Now, once the system message is ready, you can add a user message to the prompt that simply takes in the required variables from the users.
Upon running the prompt with the necessary variables, the model will make the tool request and get the tool response.
Let’s look at the two scenarios — the success and failure cases.
Success Case
Let’s assign some values to the variables.
You can see that the variables adhere to the “policy” described in the system prompt and will not contradict each other. As such, the tool call made by the LLM will be successful.
You can then add the tool response. (To learn more about tool response, check out the previous blog.)
The LLM will read through the response and provide you with a readable and well-structured reply.
Failure Case
Now there can be two types of failures: a deterministic success path and a precise failure path.
A deterministic success path is one that passes the validation check in the system prompt. Essentially, the LLM will make the tool call only when the variables are in the correct format.
For instance, if the email has a typo or mismatch then it will not call the tool and will ask the user to provide the correct format.

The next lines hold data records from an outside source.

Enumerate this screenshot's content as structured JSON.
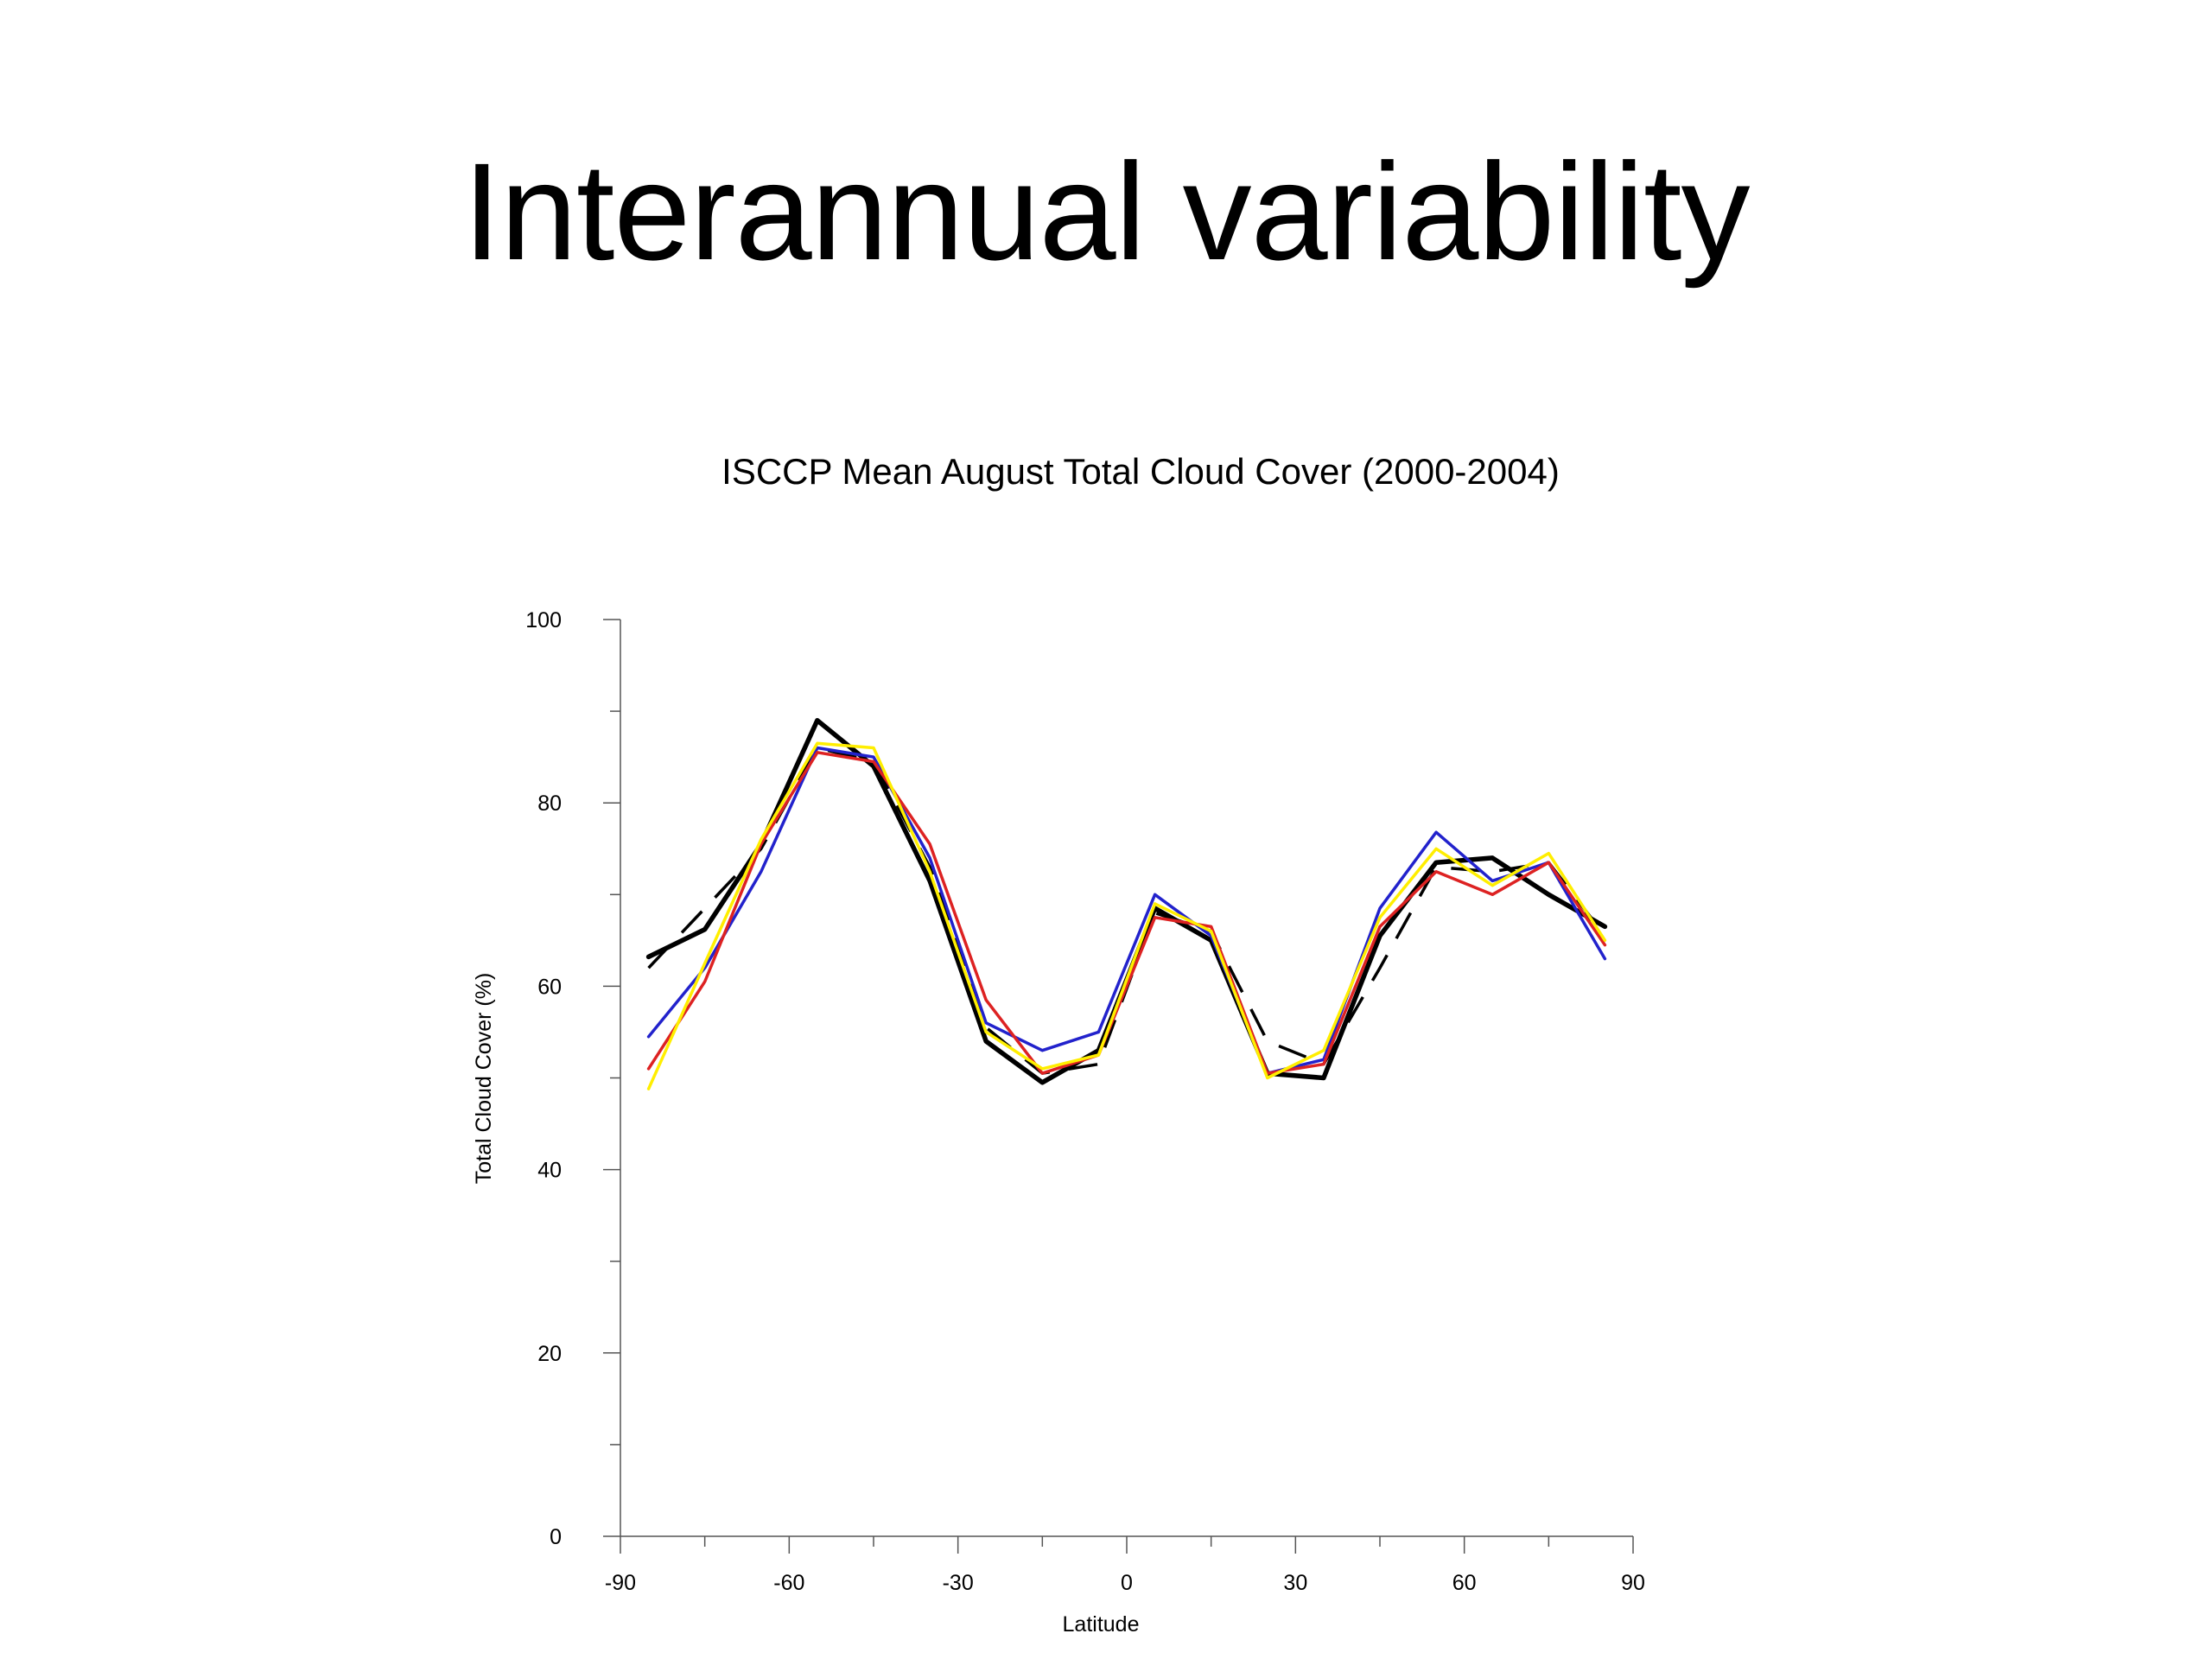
{
  "slide": {
    "title": "Interannual variability"
  },
  "chart_data": {
    "type": "line",
    "title": "ISCCP Mean August Total Cloud Cover (2000-2004)",
    "xlabel": "Latitude",
    "ylabel": "Total Cloud Cover (%)",
    "xlim": [
      -90,
      90
    ],
    "ylim": [
      0,
      100
    ],
    "xticks": [
      -90,
      -60,
      -30,
      0,
      30,
      60,
      90
    ],
    "yticks": [
      0,
      20,
      40,
      60,
      80,
      100
    ],
    "x": [
      -85,
      -75,
      -65,
      -55,
      -45,
      -35,
      -25,
      -15,
      -5,
      5,
      15,
      25,
      35,
      45,
      55,
      65,
      75,
      85
    ],
    "grid": false,
    "series": [
      {
        "color": "#000000",
        "style": "solid-thick",
        "values": [
          63.2,
          66.2,
          75.5,
          89,
          84,
          71.5,
          54,
          49.5,
          53,
          68.5,
          65,
          50.5,
          50,
          65.5,
          73.5,
          74,
          70,
          66.5
        ]
      },
      {
        "color": "#000000",
        "style": "dashed",
        "values": [
          62,
          68.5,
          75,
          86,
          84.5,
          73,
          55.5,
          50.5,
          51.5,
          68,
          66,
          54,
          51.5,
          62,
          73,
          72.5,
          73.5,
          65.5
        ]
      },
      {
        "color": "#2222cc",
        "style": "solid",
        "values": [
          54.5,
          62,
          72.5,
          86,
          85,
          74,
          56,
          53,
          55,
          70,
          65.5,
          50.5,
          52,
          68.5,
          76.8,
          71.5,
          73.5,
          63
        ]
      },
      {
        "color": "#dd2222",
        "style": "solid",
        "values": [
          51,
          60.5,
          75.5,
          85.5,
          84.5,
          75.5,
          58.5,
          50.5,
          52.5,
          67.5,
          66.5,
          50.5,
          51.5,
          66.5,
          72.5,
          70,
          73.5,
          64.5
        ]
      },
      {
        "color": "#ffee00",
        "style": "solid",
        "values": [
          48.8,
          62.5,
          76,
          86.5,
          86,
          72.5,
          55,
          51,
          52.5,
          69,
          66,
          50,
          53,
          67.5,
          75,
          71,
          74.5,
          65
        ]
      }
    ]
  }
}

A precise failure path is where the LLM fails the validation check in the system prompt. In this case, the LLM will make the tool call, but the tool will raise an error.

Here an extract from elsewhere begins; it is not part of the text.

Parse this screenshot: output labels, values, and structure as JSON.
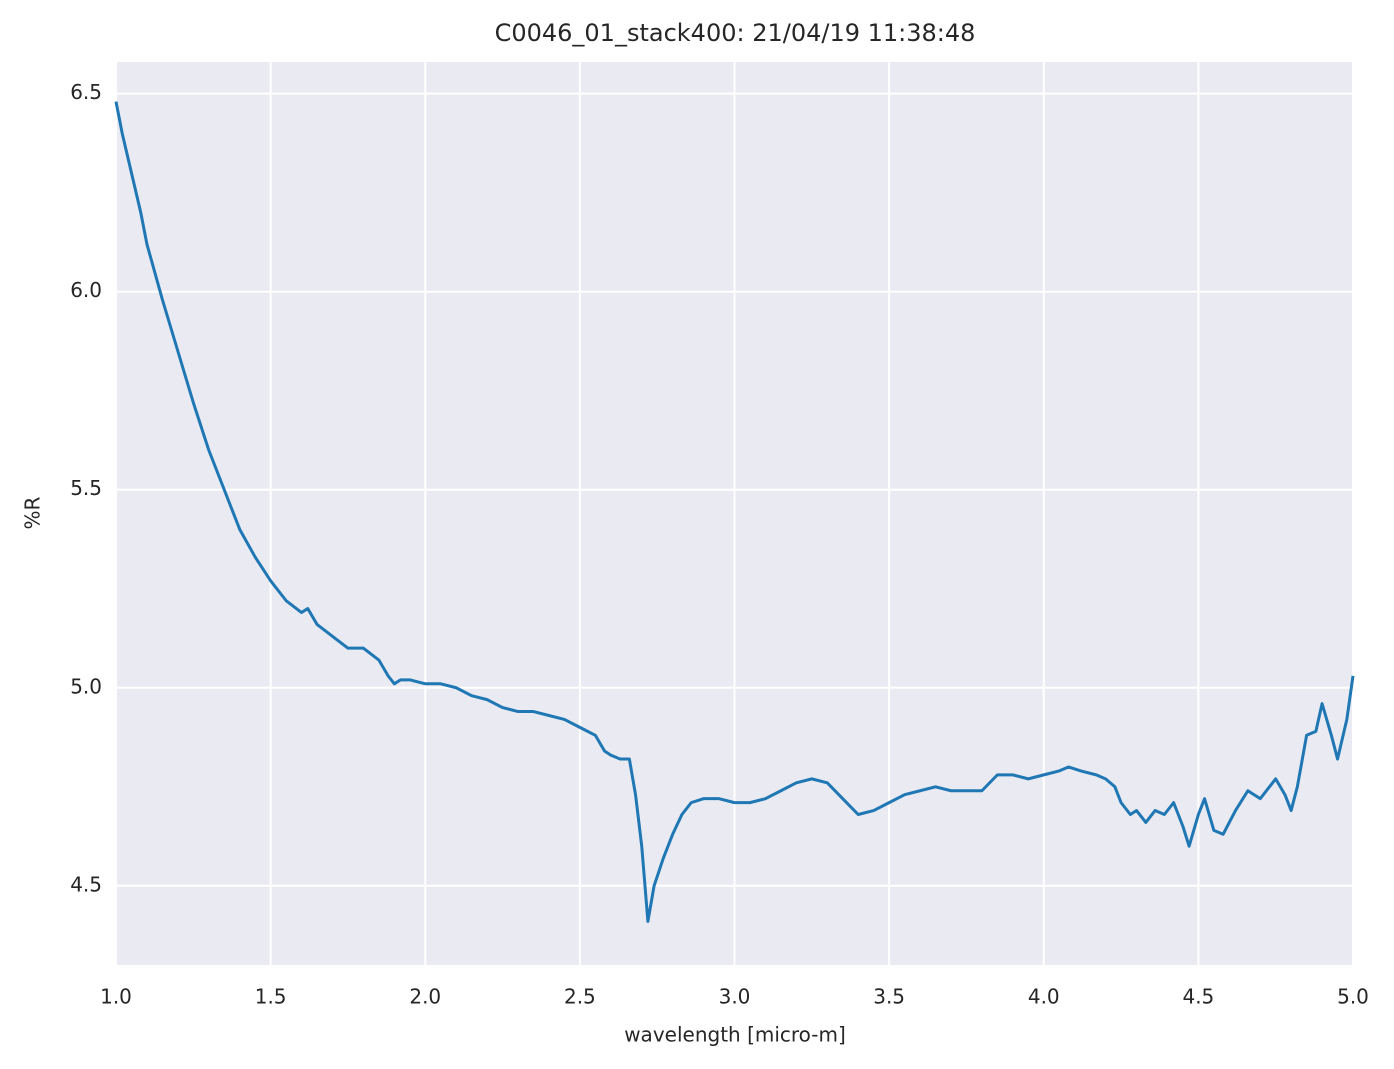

If the error has been mentioned in the tool schema, then the LLM will provide all the necessary details of the error/failure.
Closing
We covered the essentials to make tool calls reliable in production. Treat the schema as a contract with strict types, required fields, format checks, and no extras.
Pair it with a small error taxonomy (VALIDATION_ERROR
, AUTH_SCOPE_DENIED
, RATE_LIMITED
, UPSTREAM_TIMEOUT
) so retries and dashboards stay predictable.
Align prompts to the schema with field mirroring to reduce drift. Show both paths clearly: a deterministic success flow and a precise failure flow that returns a standard error object.
Adaline helps design, validate, and trace these behaviors before rollout. Start small: ship one function, add golden tests, assert error shapes, and watch call success rate, unmet-intent rate, and p95 latency to guide iteration.